I was always the guy who read about other people who had their life together and were working hard so they could say e.g.: "F*ck that, I'm going with her for a few weeks."
Unfortunately (because of my choices), I'm not one of these guys. I've created my own "jail."
Sure, we (she and me) don't really know each other, and the point isn't to move together with her (this would be stupid). But I think, spontaneously packing my things, driving 10 hours to someplace I don't even speak the language of and spending a few weeks there could have ended in a lot of good (and valuable) experiences for me.
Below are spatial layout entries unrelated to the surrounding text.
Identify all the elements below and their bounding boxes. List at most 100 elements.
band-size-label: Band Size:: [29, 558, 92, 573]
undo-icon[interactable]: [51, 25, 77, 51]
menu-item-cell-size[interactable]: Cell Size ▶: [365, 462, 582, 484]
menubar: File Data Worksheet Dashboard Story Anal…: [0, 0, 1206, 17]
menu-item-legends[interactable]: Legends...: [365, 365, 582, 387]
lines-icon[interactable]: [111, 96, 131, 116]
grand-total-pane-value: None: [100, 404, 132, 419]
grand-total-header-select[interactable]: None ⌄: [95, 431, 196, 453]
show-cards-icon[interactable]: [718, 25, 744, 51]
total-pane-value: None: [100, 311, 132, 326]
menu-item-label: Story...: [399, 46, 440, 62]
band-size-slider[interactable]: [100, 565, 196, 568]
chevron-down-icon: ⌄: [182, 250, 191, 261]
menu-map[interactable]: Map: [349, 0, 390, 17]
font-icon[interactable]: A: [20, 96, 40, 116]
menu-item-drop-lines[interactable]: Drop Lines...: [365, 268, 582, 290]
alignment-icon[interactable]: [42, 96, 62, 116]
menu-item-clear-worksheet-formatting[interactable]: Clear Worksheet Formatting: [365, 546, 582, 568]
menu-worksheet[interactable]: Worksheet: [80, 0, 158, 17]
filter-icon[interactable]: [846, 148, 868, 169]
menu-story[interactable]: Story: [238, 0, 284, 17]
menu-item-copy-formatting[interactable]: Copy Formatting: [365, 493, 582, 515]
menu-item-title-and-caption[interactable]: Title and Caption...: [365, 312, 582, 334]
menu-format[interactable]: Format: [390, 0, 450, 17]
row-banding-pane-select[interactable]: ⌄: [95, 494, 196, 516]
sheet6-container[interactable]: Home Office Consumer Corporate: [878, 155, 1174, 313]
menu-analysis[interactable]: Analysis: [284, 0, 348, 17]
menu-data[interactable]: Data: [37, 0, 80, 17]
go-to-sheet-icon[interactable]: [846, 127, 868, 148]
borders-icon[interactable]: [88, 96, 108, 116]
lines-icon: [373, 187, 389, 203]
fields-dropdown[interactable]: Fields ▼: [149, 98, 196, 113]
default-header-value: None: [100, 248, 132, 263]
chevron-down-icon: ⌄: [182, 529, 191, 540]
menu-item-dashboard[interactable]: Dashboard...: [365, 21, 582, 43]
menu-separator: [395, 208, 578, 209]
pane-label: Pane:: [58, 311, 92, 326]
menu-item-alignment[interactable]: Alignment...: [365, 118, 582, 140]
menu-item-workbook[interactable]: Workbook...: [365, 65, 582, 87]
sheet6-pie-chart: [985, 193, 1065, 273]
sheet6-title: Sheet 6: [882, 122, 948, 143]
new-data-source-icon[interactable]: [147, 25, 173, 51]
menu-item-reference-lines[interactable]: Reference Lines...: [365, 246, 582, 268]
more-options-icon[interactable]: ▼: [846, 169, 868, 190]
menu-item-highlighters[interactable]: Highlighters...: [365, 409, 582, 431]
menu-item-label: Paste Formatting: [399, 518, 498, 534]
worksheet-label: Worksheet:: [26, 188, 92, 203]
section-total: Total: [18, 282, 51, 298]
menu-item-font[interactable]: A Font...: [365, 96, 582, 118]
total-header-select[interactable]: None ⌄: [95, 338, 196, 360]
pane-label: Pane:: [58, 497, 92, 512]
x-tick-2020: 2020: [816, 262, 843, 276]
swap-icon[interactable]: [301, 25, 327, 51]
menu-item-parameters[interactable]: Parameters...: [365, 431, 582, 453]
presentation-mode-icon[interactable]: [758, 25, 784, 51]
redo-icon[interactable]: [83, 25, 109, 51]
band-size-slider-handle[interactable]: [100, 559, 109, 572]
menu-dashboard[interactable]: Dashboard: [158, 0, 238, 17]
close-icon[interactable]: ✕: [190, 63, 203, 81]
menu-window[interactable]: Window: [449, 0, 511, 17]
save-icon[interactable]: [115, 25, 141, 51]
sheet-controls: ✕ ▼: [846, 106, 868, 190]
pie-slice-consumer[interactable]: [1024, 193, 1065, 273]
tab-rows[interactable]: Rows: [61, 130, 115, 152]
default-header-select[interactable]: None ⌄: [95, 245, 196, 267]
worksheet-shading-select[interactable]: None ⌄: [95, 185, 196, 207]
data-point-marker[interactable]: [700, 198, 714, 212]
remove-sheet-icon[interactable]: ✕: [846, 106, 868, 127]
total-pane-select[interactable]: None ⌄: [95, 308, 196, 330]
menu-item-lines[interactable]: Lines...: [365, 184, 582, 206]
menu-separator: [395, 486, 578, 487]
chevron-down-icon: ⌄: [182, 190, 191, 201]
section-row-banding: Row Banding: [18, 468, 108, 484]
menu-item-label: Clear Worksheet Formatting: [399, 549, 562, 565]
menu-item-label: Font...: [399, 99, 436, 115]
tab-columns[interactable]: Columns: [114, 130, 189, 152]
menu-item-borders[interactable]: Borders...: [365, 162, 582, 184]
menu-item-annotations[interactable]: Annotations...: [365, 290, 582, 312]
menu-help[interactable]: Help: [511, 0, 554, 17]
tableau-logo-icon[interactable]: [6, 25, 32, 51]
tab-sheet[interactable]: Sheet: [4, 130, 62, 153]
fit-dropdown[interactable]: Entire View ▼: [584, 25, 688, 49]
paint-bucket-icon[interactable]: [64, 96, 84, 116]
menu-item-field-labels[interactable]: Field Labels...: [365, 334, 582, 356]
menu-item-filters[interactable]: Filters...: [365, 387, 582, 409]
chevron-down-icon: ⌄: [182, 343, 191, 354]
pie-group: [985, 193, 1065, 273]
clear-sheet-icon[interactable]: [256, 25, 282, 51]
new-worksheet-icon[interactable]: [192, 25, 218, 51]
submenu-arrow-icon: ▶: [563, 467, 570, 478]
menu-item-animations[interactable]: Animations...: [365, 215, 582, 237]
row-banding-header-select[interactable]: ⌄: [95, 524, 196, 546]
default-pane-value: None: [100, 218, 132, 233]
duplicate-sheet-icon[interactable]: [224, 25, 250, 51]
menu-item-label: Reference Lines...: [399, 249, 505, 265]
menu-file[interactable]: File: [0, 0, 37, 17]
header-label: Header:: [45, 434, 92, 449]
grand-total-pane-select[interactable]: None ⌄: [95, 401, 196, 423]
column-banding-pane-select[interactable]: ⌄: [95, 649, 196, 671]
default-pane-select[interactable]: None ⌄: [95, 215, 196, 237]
And this is were I feel, for the first time ever, that having no money really is a problem and boils down to not having any choices. It could have been such a nice time: Spending time in another country, working from there creating websites and getting more self confident along the way...
I've never been away from my parents for more than 1 week and I had always thought, "I'm not the guy who wants to visit other countries or live somewhere far away."
But I only thought that because of my insecurities, I think.
As I'm so pissed of about my behavior over the last few years, I created a direct mail for a local business to offer them to redo their website. I throw in the letter this evening (because I can't afford stamps...)
I attached a picture of it but chances are you can't read it (it's in German).
P.S. I want to apologize to everyone who read my text because it's full of negativity.